Charlie apagó su cigarrillo y dijo:

- Hazlo, Helga Es exactamente lo que me hace falta. Mándamelos, por favor. Habitación dieciséis, en esa casa de huéspedes en que me alojo.

Helga se había acercado a la ventana y había apartado la cortina con la intención, al parecer, de indicar a Mesterbein que regresara. Mirando mas allá del cuerpo de Helga, Charlie vio el pequeño coche de alquiler de Mesterbein, con la luz interior encendida, y la silueta, con la cabeza cubierta, de Mesterbein, sentado impasible en el asiento del conductor, Helga golpeó la ventana, y dijo:

- Anton, Anton, ven aquí inmediatamente. ¡Tenemos cogida a una espía!

Pero la voz de Helga fue lo bastante baja para que Mesterbein no la oyera, que era, precisamente, lo que Helga quería. Después de volver a dejar la cortina cerrada, Helga se volvió hacia Charlie y, enfrentándose con ella, le preguntó:

- ¿Y por qué Michel no nos habló de ti? ¿Por qué no compartió tus servicios con nosotros? Y resulta que tú fuiste su secreto durante meses… ¡Es ridículo!

- Me amaba.

- ¡Uf…! Se servía de ti. Conservas sus cartas todavía, ¿verdad?

- Me ordenó que las destruyera.

- Pero no lo hiciste. Claro que no lo hiciste. ¿Cómo ibas a ser capaz de destruirlas? Eres una sentimental idiota, lo cual se puede ver a la primera ojeada, en las cartas que tú le escribiste. Le explotaste, le obligaste a gastar dinero en ti, le obligaste a comprarte ropas, joyas, a pagarte hoteles caros, y tú le vendiste a la policía. ¡Estaba clarísimo!

Como sea que el bolso de Charlie estaba al alcance de la mano de Helga, ésta lo cogió, y, en ademán impulsivo, vació su contenido sobre la mesa. Pero las pistas que habían sido puestas adrede en el bolso -el diario, el bolígrafo de Nottingham, las cerillas de Diógenes en Atenas- eran para Helga, en aquellos instantes, demasiado sutiles, ya que buscaba pruebas de la traición de Charlie, y no indicios de sus afectos.

- ¡La radio!

Se trataba de la pequeña radio japonesa, con su pito de alarma, el «chivato» que Charlie utilizaba para sus ensayos. Helga dijo:

- ¿Qué es? Un instrumento de espionaje. ¿De dónde procede? ¿Por qué razón una mujer como tú lleva una radio así en el bolso?

Dejando que Helga se ocupase de responder a sus propias preguntas, Charlie apartó la vista, fijándola en la estufa, sin verla. Helga toqueteó los mandos de la radio y encontró una sintonía con música.
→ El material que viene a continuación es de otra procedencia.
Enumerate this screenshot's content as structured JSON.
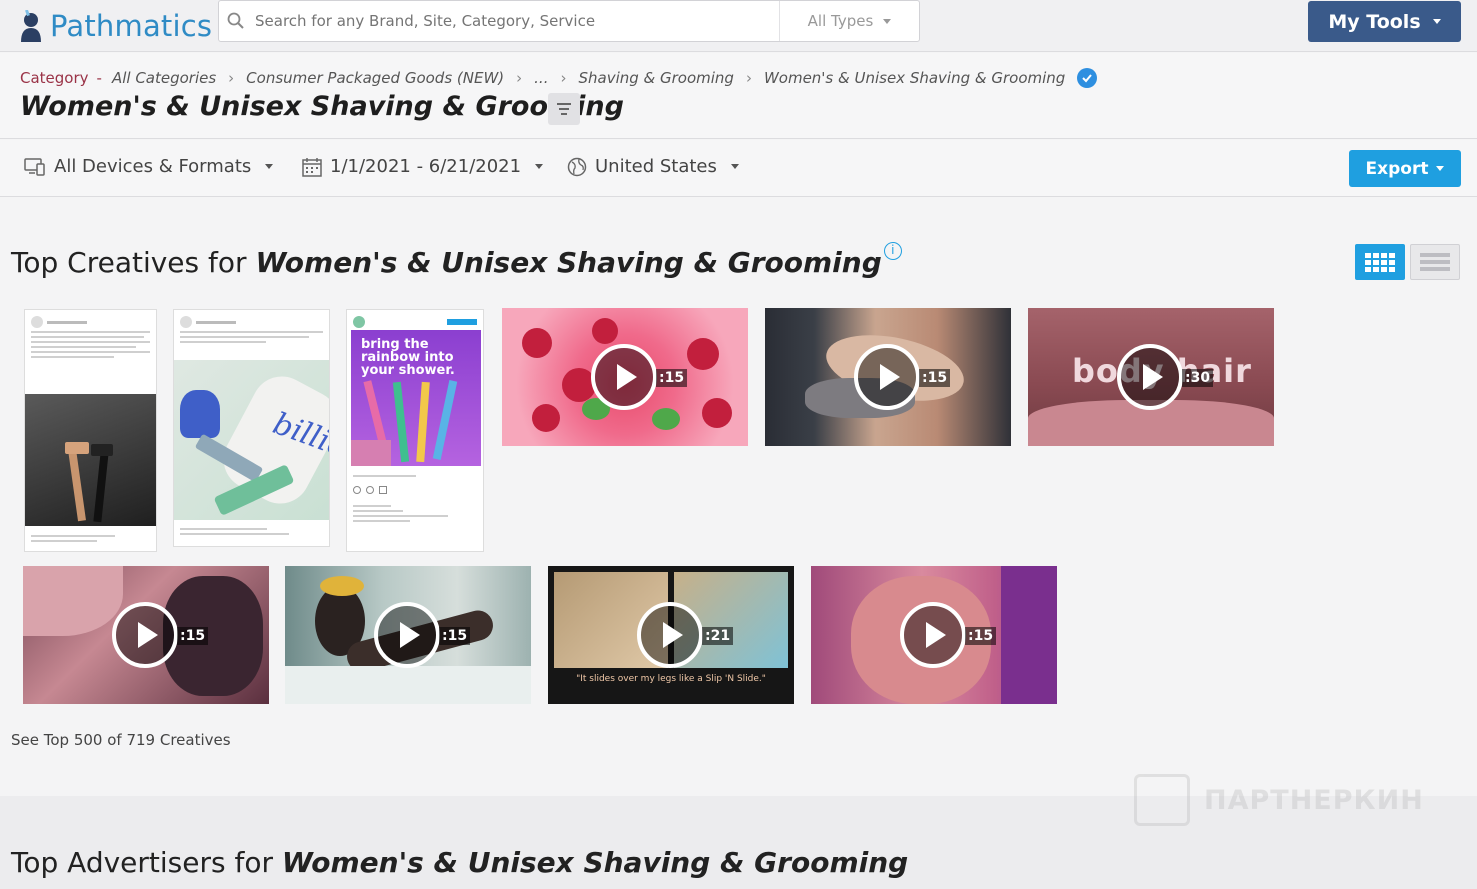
{
  "app": {
    "logo_text": "Pathmatics"
  },
  "search": {
    "placeholder": "Search for any Brand, Site, Category, Service",
    "type_label": "All Types"
  },
  "toolbar": {
    "my_tools_label": "My Tools",
    "export_label": "Export"
  },
  "breadcrumb": {
    "category_label": "Category",
    "dash": "-",
    "items": [
      "All Categories",
      "Consumer Packaged Goods (NEW)",
      "...",
      "Shaving & Grooming",
      "Women's & Unisex Shaving & Grooming"
    ]
  },
  "page": {
    "title": "Women's & Unisex Shaving & Grooming"
  },
  "filters": {
    "devices": "All Devices & Formats",
    "date_range": "1/1/2021 - 6/21/2021",
    "country": "United States"
  },
  "top_creatives": {
    "title_prefix": "Top Creatives for",
    "title_em": "Women's & Unisex Shaving & Grooming",
    "info_glyph": "i",
    "see_more": "See Top 500 of 719 Creatives",
    "creatives": [
      {
        "kind": "social-post",
        "headline": ""
      },
      {
        "kind": "social-post",
        "headline": ""
      },
      {
        "kind": "social-post",
        "headline": "bring the rainbow into your shower."
      },
      {
        "kind": "video",
        "duration": ":15"
      },
      {
        "kind": "video",
        "duration": ":15"
      },
      {
        "kind": "video",
        "duration": ":30",
        "overlay": "body hair"
      },
      {
        "kind": "video",
        "duration": ":15"
      },
      {
        "kind": "video",
        "duration": ":15"
      },
      {
        "kind": "video",
        "duration": ":21",
        "caption": "\"It slides over my legs like a Slip 'N Slide.\""
      },
      {
        "kind": "video",
        "duration": ":15"
      }
    ]
  },
  "top_advertisers": {
    "title_prefix": "Top Advertisers for",
    "title_em": "Women's & Unisex Shaving & Grooming"
  },
  "watermark": {
    "text": "ПАРТНЕРКИН"
  },
  "colors": {
    "brand": "#2f8bc5",
    "accent": "#1f9fe0",
    "tools": "#3a5a8a",
    "category": "#9a3347"
  }
}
Irritada, echó la radio a un lado.

- En la última carta de Michel dirigida a ti, la carta que no echó al correo, dice que tú besaste su pistola. ¿Qué quiere decir con esto?

- Quiere decir que besé su pistola.

Charlie corrigió su contestación, diciendo:

- Quiere decir que besé la pistola de su hermano.

La voz de Helga se elevó de tono bruscamente:

- ¿Su hermano? ¿Qué hermano?

- Michel tenía un hermano mayor. Era su héroe. Un gran luchador. Y este hermano le dio la pistola, y Michel me hizo besar esta pistola a modo de juramento.

Helga la miraba con expresión de incredulidad. Preguntó:

- ¿Michel te dijo esto?

- Pues no, resulta que lo leí en los periódicos, claro.

- ¿Y cuándo te lo dijo?

- En la cumbre de una montaña, en Grecia.

Casi chillando, Helga preguntó:

- ¿Y qué más te dijo su hermano? ¡Contesta, rápido!

- Michel adoraba a su hermano. Ya te lo he dicho.

- Hechos, quiero hechos. Hechos y sólo hechos. ¿Qué más te dijo acerca de su hermano?

La voz secreta de Charlie le decía que ya había hablado demasiado. Contestó:

- El hermano de Michel es un secreto militar.

Y, acto seguido, Charlie cogió otro cigarrillo.

Helga dijo:

- ¿Te dijo donde se encuentra? ¿Te dijo qué es lo que está haciendo? ¡Charlie, te ordeno que me lo digas!

Helga se acercó más a Charlie, y dijo:

- La policía, los servicios de información, el mundo entero, incluso quizá los sionistas te están buscando. Nosotros tenemos excelentes relaciones con ciertos elementos de la policía alemana. La policía alemana ya sabe que no fue la chica holandesa quien condujo el automóvil a través de Yugoslavia. Cuenta con descripciones. Tiene mucha información para poder acusarte. Y si nosotros queremos, podemos ayudarte. Pero no podremos hacerlo hasta que nos hayas dicho todo lo que Michel te contó acerca de su hermano.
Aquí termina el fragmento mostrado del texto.